その声を聞いて、ようやく緊張の糸が切れたのか、その場にへたりこんでしまった。
「成美ちゃん大丈夫?」
トンくんもその場にしゃがみ、私の顔を覗いてくる。
「大丈夫……ちょっとびっくりしただけ」
「でも顔色が良くない……僕には嘘つかないで」
そう言ってトンくんに優しく両肩を掴まれる。
その肩が小刻みに震えているのに気づかれてしまっただろうか……
「ごめ……私、トンくんの事助けられなくてっ」
「あんなことがあったんだ……誰だって恐いに決まってる。その気持ちだけで十分嬉しいよ」
ヘニャリと笑ったトンくんの顔を見ると、キュウッと胸が締め付けられた……
「ありがとう、トンくん」
私がお礼を言うとトンくんは「どういたしまして」と頷く。
「ハイハイ、皆仕事に戻るよ。お客さん達スミマセンでしたァー。お詫びにジュースを1杯サービスしまぁーす」
舞凛さんが周りを落ち着かせ、事態は収拾した。
「今日は僕達失礼するね。また日を改めて来ても良いかな?」
一波乱あったし、トンくんと林くんは仕事の邪魔をしてはいけないと考えたのだろう。後日また遊びに来てくれる約束をとりつけた。
「えー……帰っちゃうの?ところで琢斗、成美ちゃんの水着姿を見ての感想は?」
「へ……?水着?」
トンくんは目をパチクリさせて、私を見る。
さっきまで、変なチャラ男達に絡まれていてそれどころではなかったのだろう。
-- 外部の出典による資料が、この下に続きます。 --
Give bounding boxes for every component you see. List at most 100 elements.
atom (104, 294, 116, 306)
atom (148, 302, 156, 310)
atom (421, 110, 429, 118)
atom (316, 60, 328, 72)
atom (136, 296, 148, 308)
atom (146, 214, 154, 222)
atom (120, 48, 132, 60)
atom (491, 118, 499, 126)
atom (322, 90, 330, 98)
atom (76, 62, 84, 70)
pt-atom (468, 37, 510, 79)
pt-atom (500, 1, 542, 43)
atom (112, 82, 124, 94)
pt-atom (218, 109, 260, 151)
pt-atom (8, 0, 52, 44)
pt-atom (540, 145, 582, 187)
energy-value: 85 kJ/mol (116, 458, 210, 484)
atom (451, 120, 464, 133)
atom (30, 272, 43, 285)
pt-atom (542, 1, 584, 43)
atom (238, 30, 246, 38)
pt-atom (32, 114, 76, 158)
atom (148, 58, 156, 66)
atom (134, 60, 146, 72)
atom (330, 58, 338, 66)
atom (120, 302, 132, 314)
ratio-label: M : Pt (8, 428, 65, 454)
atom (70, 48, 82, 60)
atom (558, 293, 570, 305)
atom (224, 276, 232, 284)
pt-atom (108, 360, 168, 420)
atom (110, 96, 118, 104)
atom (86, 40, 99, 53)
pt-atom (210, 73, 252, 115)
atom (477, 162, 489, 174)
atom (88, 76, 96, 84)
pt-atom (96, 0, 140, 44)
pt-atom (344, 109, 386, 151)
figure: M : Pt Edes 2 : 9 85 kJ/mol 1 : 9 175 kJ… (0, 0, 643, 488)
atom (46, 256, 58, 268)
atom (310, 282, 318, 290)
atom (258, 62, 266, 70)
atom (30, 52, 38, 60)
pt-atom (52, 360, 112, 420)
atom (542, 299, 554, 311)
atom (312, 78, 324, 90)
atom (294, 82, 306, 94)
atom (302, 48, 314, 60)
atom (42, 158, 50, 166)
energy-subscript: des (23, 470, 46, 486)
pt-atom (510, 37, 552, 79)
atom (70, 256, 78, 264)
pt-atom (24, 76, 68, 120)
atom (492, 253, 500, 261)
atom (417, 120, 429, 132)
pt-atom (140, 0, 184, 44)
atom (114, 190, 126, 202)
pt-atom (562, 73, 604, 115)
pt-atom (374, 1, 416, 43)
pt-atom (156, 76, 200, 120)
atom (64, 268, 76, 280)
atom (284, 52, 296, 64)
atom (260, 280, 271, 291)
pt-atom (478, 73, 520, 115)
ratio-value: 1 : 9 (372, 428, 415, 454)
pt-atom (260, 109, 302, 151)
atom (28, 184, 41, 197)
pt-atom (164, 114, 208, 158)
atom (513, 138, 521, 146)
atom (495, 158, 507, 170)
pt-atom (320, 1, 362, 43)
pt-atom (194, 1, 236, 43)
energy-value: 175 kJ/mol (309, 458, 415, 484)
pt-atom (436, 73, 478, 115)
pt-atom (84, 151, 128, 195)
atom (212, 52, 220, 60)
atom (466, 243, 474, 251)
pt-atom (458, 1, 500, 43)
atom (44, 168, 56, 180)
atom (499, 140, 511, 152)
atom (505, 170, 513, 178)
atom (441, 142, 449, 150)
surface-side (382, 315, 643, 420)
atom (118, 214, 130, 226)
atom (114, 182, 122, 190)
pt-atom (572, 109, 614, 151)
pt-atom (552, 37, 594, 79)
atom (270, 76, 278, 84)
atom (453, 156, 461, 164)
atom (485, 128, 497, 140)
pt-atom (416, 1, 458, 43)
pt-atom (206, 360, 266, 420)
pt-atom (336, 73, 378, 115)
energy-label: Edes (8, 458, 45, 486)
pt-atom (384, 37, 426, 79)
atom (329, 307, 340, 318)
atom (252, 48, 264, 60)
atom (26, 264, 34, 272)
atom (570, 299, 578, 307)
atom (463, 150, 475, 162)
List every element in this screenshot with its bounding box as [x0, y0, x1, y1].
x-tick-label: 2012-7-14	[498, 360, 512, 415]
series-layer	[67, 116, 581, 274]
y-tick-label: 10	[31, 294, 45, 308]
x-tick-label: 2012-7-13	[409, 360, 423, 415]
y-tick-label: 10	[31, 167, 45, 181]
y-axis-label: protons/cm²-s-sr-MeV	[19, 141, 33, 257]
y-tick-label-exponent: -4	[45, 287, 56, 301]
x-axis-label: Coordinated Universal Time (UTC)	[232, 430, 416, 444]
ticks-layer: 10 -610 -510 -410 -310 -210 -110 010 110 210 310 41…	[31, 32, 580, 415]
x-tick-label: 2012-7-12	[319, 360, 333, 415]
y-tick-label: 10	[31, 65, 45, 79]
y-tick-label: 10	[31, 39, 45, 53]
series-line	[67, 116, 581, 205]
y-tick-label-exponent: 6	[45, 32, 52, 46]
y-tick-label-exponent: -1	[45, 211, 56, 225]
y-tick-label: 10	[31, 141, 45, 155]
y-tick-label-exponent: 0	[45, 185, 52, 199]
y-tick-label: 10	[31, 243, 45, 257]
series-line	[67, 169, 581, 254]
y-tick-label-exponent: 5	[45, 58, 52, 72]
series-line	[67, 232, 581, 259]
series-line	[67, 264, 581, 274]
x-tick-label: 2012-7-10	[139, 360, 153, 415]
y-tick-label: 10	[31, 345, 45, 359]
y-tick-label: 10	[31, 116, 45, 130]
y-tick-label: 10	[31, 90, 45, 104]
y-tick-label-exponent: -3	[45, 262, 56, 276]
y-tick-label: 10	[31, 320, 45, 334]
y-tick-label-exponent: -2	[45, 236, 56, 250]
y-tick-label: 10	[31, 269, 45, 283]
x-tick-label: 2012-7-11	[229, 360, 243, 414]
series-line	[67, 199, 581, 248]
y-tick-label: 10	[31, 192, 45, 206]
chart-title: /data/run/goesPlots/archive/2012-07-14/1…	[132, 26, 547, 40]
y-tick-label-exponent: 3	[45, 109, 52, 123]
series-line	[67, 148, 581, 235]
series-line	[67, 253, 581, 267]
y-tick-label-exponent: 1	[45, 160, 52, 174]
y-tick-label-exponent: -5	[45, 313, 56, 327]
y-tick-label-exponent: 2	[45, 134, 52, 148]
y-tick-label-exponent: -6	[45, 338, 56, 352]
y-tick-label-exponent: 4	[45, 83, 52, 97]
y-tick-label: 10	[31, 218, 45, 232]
純くんに言われて、初めて私が水着姿であることに気づいたらしい。
つま先から頭の方へ徐々に視線がズレていくのが分かる。
な、なんだか恥ずかしいな……
水着は可愛いと思うんだけど、トンくんはどう思うかな……?
トンくんの反応が気になって、その顔をチラリと伺ってみる。
「え……?」
こちらが心配になってしまう程、顔を真っ赤に染めたトンくんと目が合った。
連れてこちらも頬が熱くなるのを感じる。
「どうかな?」
「…………」
私は照れながら、トンくんに感想を求めるも、なかなか返事が返って来ない。
トンくんどうしたのかな……?
「ハ……」
あ、やっと口を開いた!
「ハ?」
私はその続きを催促した。
「ハレンチだよーッ!!」
「う"っ!?」
顔を真っ赤にしたトンくんは、自分が着ていた半袖のパーカーを勢いよく脱ぎ、私にズボッと被せた後、何かを叫びながら店の外へと飛び出して行ってしまった……
ハ、ハ……
ハレンチッ!?何でぇ!?
私はあまりの衝撃に、頭が真っ白になる。
「ブッ……クククッ……アハハハッ!!流石琢斗だ。純情ボーイにも程があるでしょ」
何がそんなに面白いのか、純くんはこの日1日、私を見るたびに笑い転げた。
こうして、私の夏休み1日目が終わったのだった。